Haller graduated from the University of Detroit dental school in 1963. After finishing endodontist training there in 1967, he established his endodontist practice—still thriving—in Lansing.

But to those who know him as an event rider, it’s all about Chally. “He’s got person-ality and then some; he’s mischievous as all hell. He’s always trying to get one up on you,” said Haller.

Chally is renowned for “serious misbehaviors,” as Haller calls them. “But he means no harm; he just means ‘pay attention to me!’ ”

For example, one February feeding, he said, a carrot fell through the bars of his stall. “I thought I’d be a nice guy and go in and get the carrot. While I was bent over, he went to his water bucket, took a mouthful and spit it down my neck—in the middle of February! I couldn’t get mad at him.”

In October 2006, Chally fractured the lateral splint bone on his left foreleg.

“He dropped his head, and I thought he’d stumbled,” recounted Haller. “After three strides, he dumped me in a puddle, and he went off carrying his foreleg in the air. It looked very, very bad.”

Haller went to visit Connell-Marsh the day Chally hurt himself. “I knew looking at his face something horrible had happened. I thought Chally had died,” she said.

But after 21⁄2 weeks of stall rest, Chally was ready for rehab. “I was permitted to handwalk him around the arena and then down the road. The last couple of weeks, I was going 3 to 4 miles a day.”

Lewandowski caught him handjogging the horse up and down the road for miles. “He was leading him and running when the horse was in rehab last year, to get him reconditioned. He’s 70. He’s a rock!”
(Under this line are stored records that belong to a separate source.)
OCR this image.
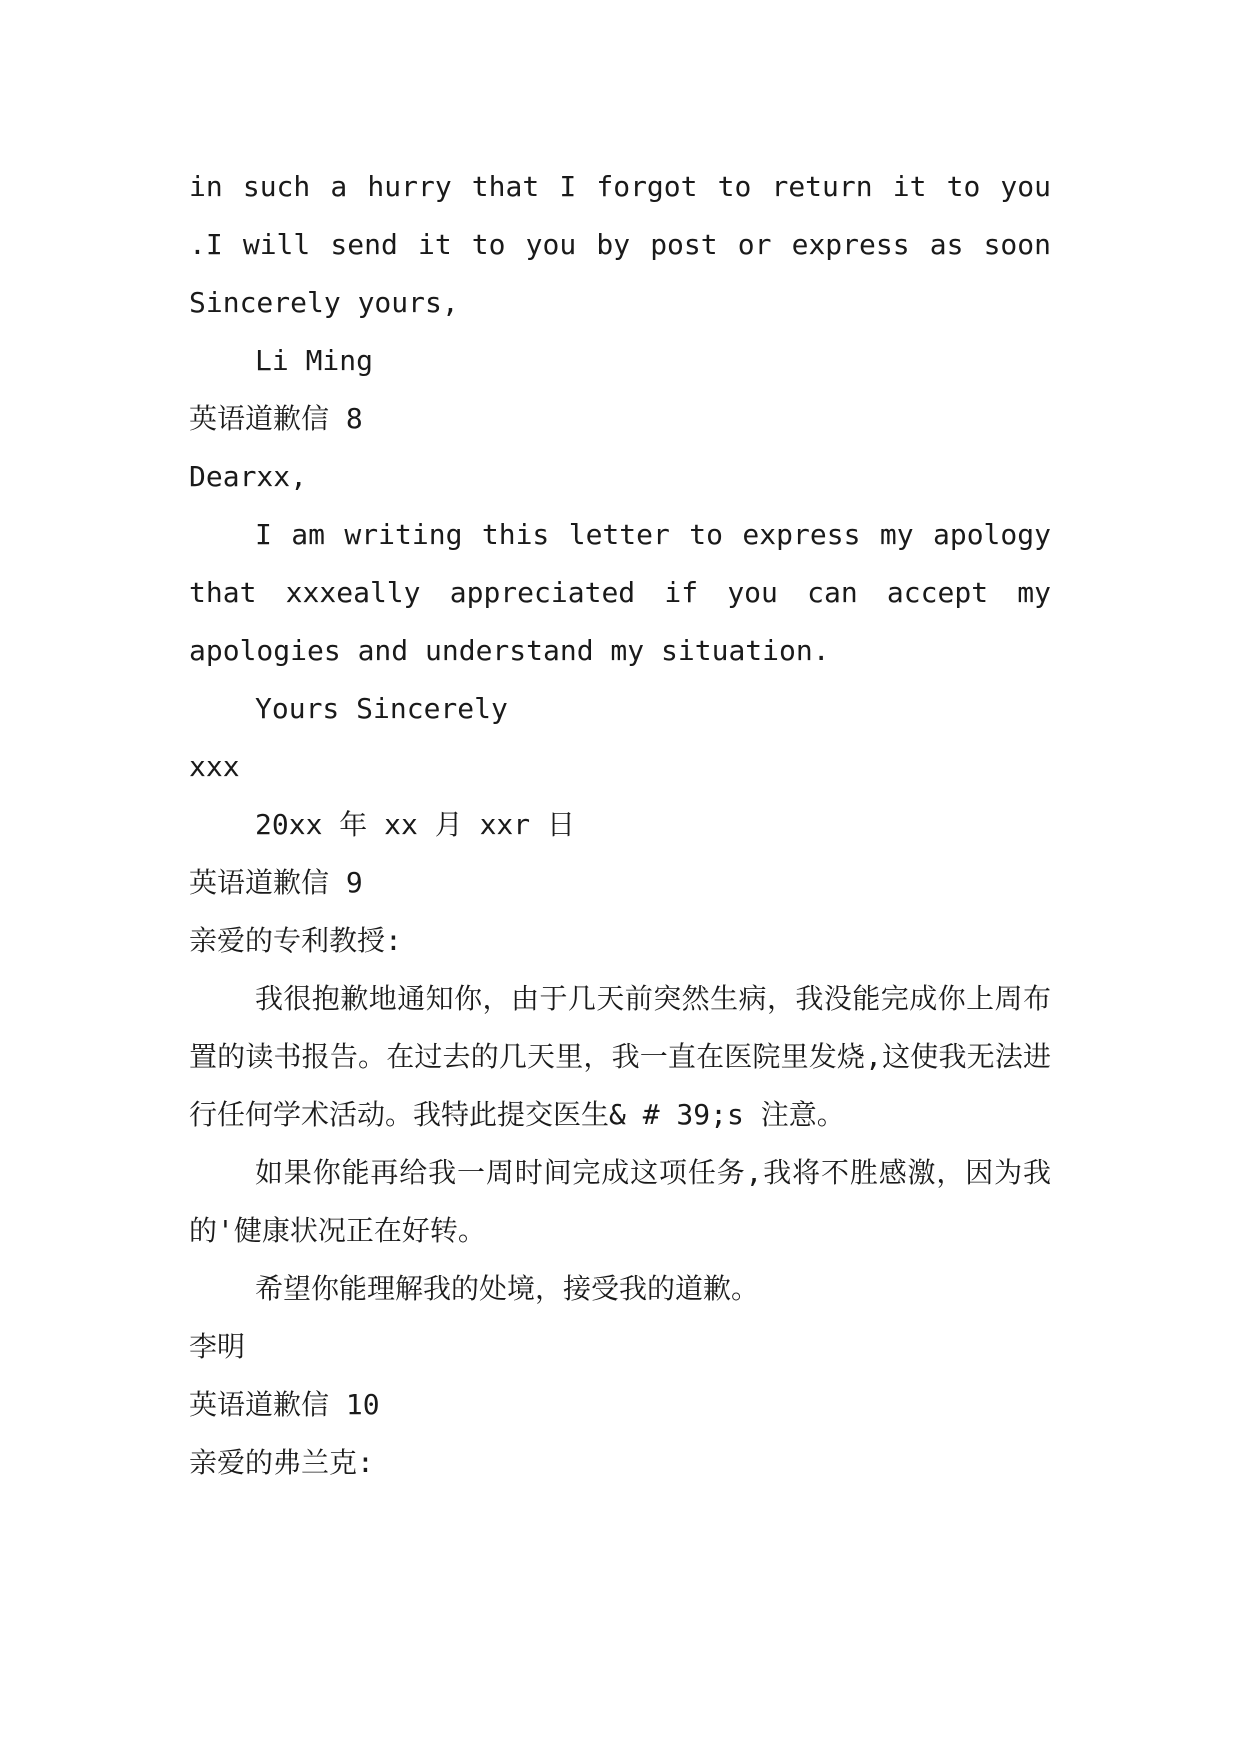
in such a hurry that I forgot to return it to you .I will send it to you by post or express as soon Sincerely yours,

Li Ming

英语道歉信 8

Dearxx,

I am writing this letter to express my apology that xxxeally appreciated if you can accept my apologies and understand my situation.

Yours Sincerely

xxx

20xx 年 xx 月 xxr 日

英语道歉信 9

亲爱的专利教授:

我很抱歉地通知你，由于几天前突然生病，我没能完成你上周布置的读书报告。在过去的几天里，我一直在医院里发烧,这使我无法进行任何学术活动。我特此提交医生& # 39;s 注意。

如果你能再给我一周时间完成这项任务,我将不胜感激，因为我的'健康状况正在好转。

希望你能理解我的处境，接受我的道歉。

李明

英语道歉信 10

亲爱的弗兰克:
Connell-Marsh credits the transformation she’s seen in Stayner to Chally: “A hundred percent isn’t good enough for that horse. He has a heart like few I’ve seen. The way that man has softened over the years is amazing to me. That horse has taught him love.”

When tornado-force winds ripped down stabling tents at Richland Park Horse Trials in August, the horses waited out the storm in their trailers. Haller spent the six hours of bad weather in his small Keifer trailer, arms around the neck of his beloved Chally.

This fall, Haller plans to retire his equine partner from competition—but never from his heart.